4.3. Measurement of Hair Length and Hair Follicles

Hairs were harvested by depilation from the buttocks of the B6 and Fgf5 mice at postnatal day 53 (P53). Hairs were then placed on a glass slide, and hair length was measured using a stereomicroscope (10 hairs per individual, n = 3).

4.4. Quantitative RT-PCR

Total RNA was extracted from the skin and brain of one-month-old WT and Fgf5 mice (n = 3) using TRIzol reagent (Thermo Fisher Scientific K.K., Tokyo, Japan). The isolated total RNA (~100 μg) was then treated with ~2 μg/μL DNase I (Takara Bio, Ohtsu, Japan) for 30 min at 37 °C prior to cDNA synthesis using the SuperScript VILO master mix (Thermo Fisher Scientific K.K., Tokyo, Japan). The prepared cDNA was then subjected to semi-qRT-PCR using PrimeTaq DNA polymerase (M&S TechnoSystems, Inc., Osaka, Japan) with primers for Fgf5 and Fgf5s (Table S1). Moreover, qRT-PCR-based quantification was performed using GeneAce SYBR® qPCR Mix α Low ROX (NIPPON GENE) with primers for Fgf5s (Mm_Fgf5_1_SG, QuantiTect Primer Assay, Qiagen, Hilden, Germany) (Table S1). Glyceraldehyde-3-phosphate dehydrogenase levels were evaluated using the GAPDH primers (Mm_Gapdh_3_SG; QuantiTect Primer Assay, Qiagen, Hilden, Germany), and were used for internal normalization. Values in the WT samples were considered as 1, and fold-changes were calculated.

4.5. Histological Analysis, Immunohistochemistry, and TUNEL Assay

Dorsal skin from P13 and P21 mice were dissected and immediately fixed using Super Fix (Kurabo, Tokyo, Japan) for 14–18 h at room temperature. The fixed samples were then dehydrated using methanol, embedded in paraffin, and sectioned (5 µm thick), as described previously [16]. The sections were then deparaffinized and stained with hematoxylin and eosin (H&E).

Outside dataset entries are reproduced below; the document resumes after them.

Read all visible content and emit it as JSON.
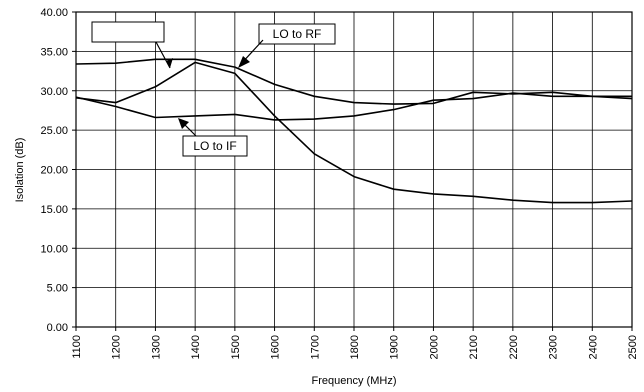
{
  "chart_data": {
    "type": "line",
    "title": "",
    "xlabel": "Frequency (MHz)",
    "ylabel": "Isolation (dB)",
    "x": [
      1100,
      1200,
      1300,
      1400,
      1500,
      1600,
      1700,
      1800,
      1900,
      2000,
      2100,
      2200,
      2300,
      2400,
      2500
    ],
    "x_tick_labels": [
      "1100",
      "1200",
      "1300",
      "1400",
      "1500",
      "1600",
      "1700",
      "1800",
      "1900",
      "2000",
      "2100",
      "2200",
      "2300",
      "2400",
      "2500"
    ],
    "y_ticks": [
      0,
      5,
      10,
      15,
      20,
      25,
      30,
      35,
      40
    ],
    "y_tick_labels": [
      "0.00",
      "5.00",
      "10.00",
      "15.00",
      "20.00",
      "25.00",
      "30.00",
      "35.00",
      "40.00"
    ],
    "ylim": [
      0,
      40
    ],
    "xlim": [
      1100,
      2500
    ],
    "grid": true,
    "series": [
      {
        "name": "LO to RF",
        "values": [
          33.4,
          33.5,
          34.0,
          34.0,
          33.0,
          30.8,
          29.3,
          28.5,
          28.3,
          28.4,
          29.8,
          29.6,
          29.8,
          29.3,
          29.0
        ]
      },
      {
        "name": "LO to IF",
        "values": [
          29.2,
          28.0,
          26.6,
          26.8,
          27.0,
          26.3,
          26.4,
          26.8,
          27.6,
          28.8,
          29.0,
          29.7,
          29.3,
          29.3,
          29.3
        ]
      },
      {
        "name": "",
        "values": [
          29.1,
          28.5,
          30.5,
          33.6,
          32.2,
          26.8,
          22.0,
          19.1,
          17.5,
          16.9,
          16.6,
          16.1,
          15.8,
          15.8,
          16.0
        ]
      }
    ],
    "annotations": [
      {
        "text": "LO to RF"
      },
      {
        "text": "LO to IF"
      },
      {
        "text": ""
      }
    ]
  }
}
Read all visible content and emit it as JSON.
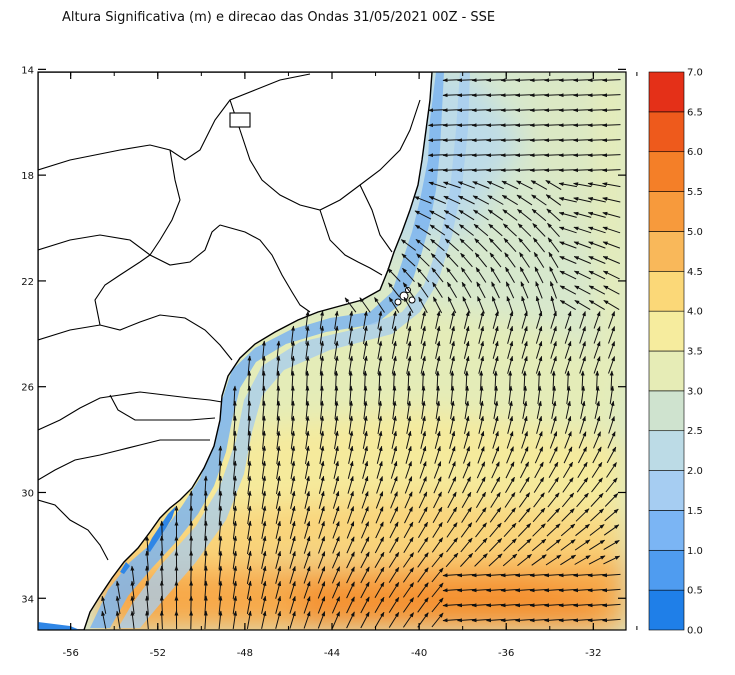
{
  "title": "Altura Significativa (m) e direcao das Ondas 31/05/2021 00Z - SSE",
  "map": {
    "lon_range": [
      -57.5,
      -30.5
    ],
    "lat_range": [
      -35.2,
      -14.1
    ],
    "lon_ticks": [
      {
        "value": -56,
        "label": "-56"
      },
      {
        "value": -52,
        "label": "-52"
      },
      {
        "value": -48,
        "label": "-48"
      },
      {
        "value": -44,
        "label": "-44"
      },
      {
        "value": -40,
        "label": "-40"
      },
      {
        "value": -36,
        "label": "-36"
      },
      {
        "value": -32,
        "label": "-32"
      }
    ],
    "lat_ticks": [
      {
        "value": -14,
        "label": "14"
      },
      {
        "value": -18,
        "label": "18"
      },
      {
        "value": -22,
        "label": "22"
      },
      {
        "value": -26,
        "label": "26"
      },
      {
        "value": -30,
        "label": "30"
      },
      {
        "value": -34,
        "label": "34"
      }
    ]
  },
  "colorbar": {
    "levels": [
      "0.0",
      "0.5",
      "1.0",
      "1.5",
      "2.0",
      "2.5",
      "3.0",
      "3.5",
      "4.0",
      "4.5",
      "5.0",
      "5.5",
      "6.0",
      "6.5",
      "7.0"
    ],
    "colors": [
      "#1f7fe8",
      "#4f9cf0",
      "#7bb5f4",
      "#a6cdf2",
      "#bcdbe6",
      "#cfe3cf",
      "#e6ecb6",
      "#f6ec9e",
      "#fbd878",
      "#f9b85a",
      "#f79a3c",
      "#f47f28",
      "#ee5a1c",
      "#e43018",
      "#e0002a"
    ]
  },
  "colors": {
    "land": "#ffffff",
    "border": "#000000",
    "arrow": "#111111"
  },
  "icons": {
    "vectors": "wave-direction-arrows"
  }
}
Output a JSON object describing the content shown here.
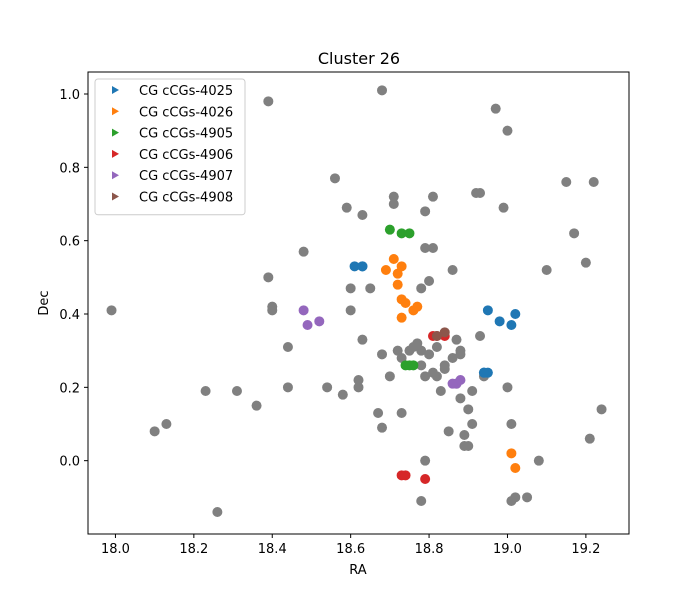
{
  "chart_data": {
    "type": "scatter",
    "title": "Cluster 26",
    "xlabel": "RA",
    "ylabel": "Dec",
    "xlim": [
      17.93,
      19.31
    ],
    "ylim": [
      -0.2,
      1.06
    ],
    "xticks": [
      18.0,
      18.2,
      18.4,
      18.6,
      18.8,
      19.0,
      19.2
    ],
    "xtick_labels": [
      "18.0",
      "18.2",
      "18.4",
      "18.6",
      "18.8",
      "19.0",
      "19.2"
    ],
    "yticks": [
      0.0,
      0.2,
      0.4,
      0.6,
      0.8,
      1.0
    ],
    "ytick_labels": [
      "0.0",
      "0.2",
      "0.4",
      "0.6",
      "0.8",
      "1.0"
    ],
    "grid": false,
    "legend_position": "top-left",
    "background_points": {
      "color": "#808080",
      "x": [
        17.99,
        18.1,
        18.13,
        18.23,
        18.26,
        18.31,
        18.36,
        18.39,
        18.39,
        18.4,
        18.4,
        18.44,
        18.44,
        18.48,
        18.54,
        18.56,
        18.58,
        18.59,
        18.6,
        18.6,
        18.62,
        18.62,
        18.63,
        18.63,
        18.65,
        18.67,
        18.68,
        18.68,
        18.68,
        18.7,
        18.71,
        18.71,
        18.72,
        18.73,
        18.73,
        18.75,
        18.76,
        18.77,
        18.78,
        18.78,
        18.78,
        18.79,
        18.79,
        18.79,
        18.79,
        18.8,
        18.8,
        18.81,
        18.81,
        18.82,
        18.82,
        18.83,
        18.84,
        18.84,
        18.85,
        18.86,
        18.86,
        18.87,
        18.87,
        18.88,
        18.88,
        18.88,
        18.89,
        18.89,
        18.9,
        18.9,
        18.91,
        18.91,
        18.92,
        18.93,
        18.93,
        18.94,
        18.97,
        18.99,
        19.0,
        19.0,
        19.01,
        19.01,
        19.02,
        19.05,
        19.08,
        19.1,
        19.15,
        19.17,
        19.2,
        19.21,
        19.22,
        19.24,
        18.78,
        18.81
      ],
      "y": [
        0.41,
        0.08,
        0.1,
        0.19,
        -0.14,
        0.19,
        0.15,
        0.5,
        0.98,
        0.41,
        0.42,
        0.31,
        0.2,
        0.57,
        0.2,
        0.77,
        0.18,
        0.69,
        0.47,
        0.41,
        0.2,
        0.22,
        0.33,
        0.67,
        0.47,
        0.13,
        0.09,
        0.29,
        1.01,
        0.23,
        0.7,
        0.72,
        0.3,
        0.28,
        0.13,
        0.3,
        0.31,
        0.32,
        0.47,
        0.3,
        0.26,
        0.23,
        0.58,
        0.68,
        0.0,
        0.29,
        0.49,
        0.72,
        0.24,
        0.31,
        0.23,
        0.19,
        0.26,
        0.25,
        0.08,
        0.28,
        0.52,
        0.21,
        0.33,
        0.17,
        0.3,
        0.29,
        0.07,
        0.04,
        0.04,
        0.14,
        0.1,
        0.19,
        0.73,
        0.73,
        0.34,
        0.23,
        0.96,
        0.69,
        0.9,
        0.2,
        -0.11,
        0.1,
        -0.1,
        -0.1,
        0.0,
        0.52,
        0.76,
        0.62,
        0.54,
        0.06,
        0.76,
        0.14,
        -0.11,
        0.58
      ]
    },
    "series": [
      {
        "name": "CG cCGs-4025",
        "color": "#1f77b4",
        "x": [
          18.61,
          18.63,
          18.63,
          18.95,
          18.98,
          19.01,
          19.02,
          18.94,
          18.95,
          18.94
        ],
        "y": [
          0.53,
          0.53,
          0.53,
          0.41,
          0.38,
          0.37,
          0.4,
          0.24,
          0.24,
          0.24
        ]
      },
      {
        "name": "CG cCGs-4026",
        "color": "#ff7f0e",
        "x": [
          18.71,
          18.72,
          18.72,
          18.73,
          18.73,
          18.73,
          18.74,
          18.76,
          18.77,
          18.69,
          19.01,
          19.02
        ],
        "y": [
          0.55,
          0.51,
          0.48,
          0.53,
          0.44,
          0.39,
          0.43,
          0.41,
          0.42,
          0.52,
          0.02,
          -0.02
        ]
      },
      {
        "name": "CG cCGs-4905",
        "color": "#2ca02c",
        "x": [
          18.7,
          18.73,
          18.75,
          18.74,
          18.75,
          18.76
        ],
        "y": [
          0.63,
          0.62,
          0.62,
          0.26,
          0.26,
          0.26
        ]
      },
      {
        "name": "CG cCGs-4906",
        "color": "#d62728",
        "x": [
          18.73,
          18.74,
          18.79,
          18.81,
          18.82,
          18.84
        ],
        "y": [
          -0.04,
          -0.04,
          -0.05,
          0.34,
          0.34,
          0.34
        ]
      },
      {
        "name": "CG cCGs-4907",
        "color": "#9467bd",
        "x": [
          18.48,
          18.49,
          18.52,
          18.87,
          18.86,
          18.88
        ],
        "y": [
          0.41,
          0.37,
          0.38,
          0.21,
          0.21,
          0.22
        ]
      },
      {
        "name": "CG cCGs-4908",
        "color": "#8c564b",
        "x": [
          18.82,
          18.84
        ],
        "y": [
          0.34,
          0.35
        ]
      }
    ]
  }
}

Immunostaining was performed as described previously [44,45,46] using the anti-FGF5 antibody (#sc-376264; Santa Cruz Biotechnology, Inc., Dallas, TX, USA) and Alexa Fluor 488-conjugated goat anti-mouse IgG (#A11001; Thermo Fisher Scientific K.K., Tokyo, Japan).

TUNEL assay was performed using an in situ apoptosis detection kit (Takara Bio, Kusastsu, Japan) according to the manufacturer’s protocol. Fluorescent images were obtained using a confocal laser scanning microscope (TCS SP5; Leica Microsystems, Tokyo, Japan).

4.6. Statistical Analysis

Differences in hair length among groups were analyzed using two-way analysis of variance (ANOVA) with Tukey’s multiple comparison test. The analysis was performed using GraphPad Prism 9 software (GraphPad Software, San Diego, CA, USA). Differences in relative expression levels were analyzed by Welch’s t-test using GraphPad Prism 9 software.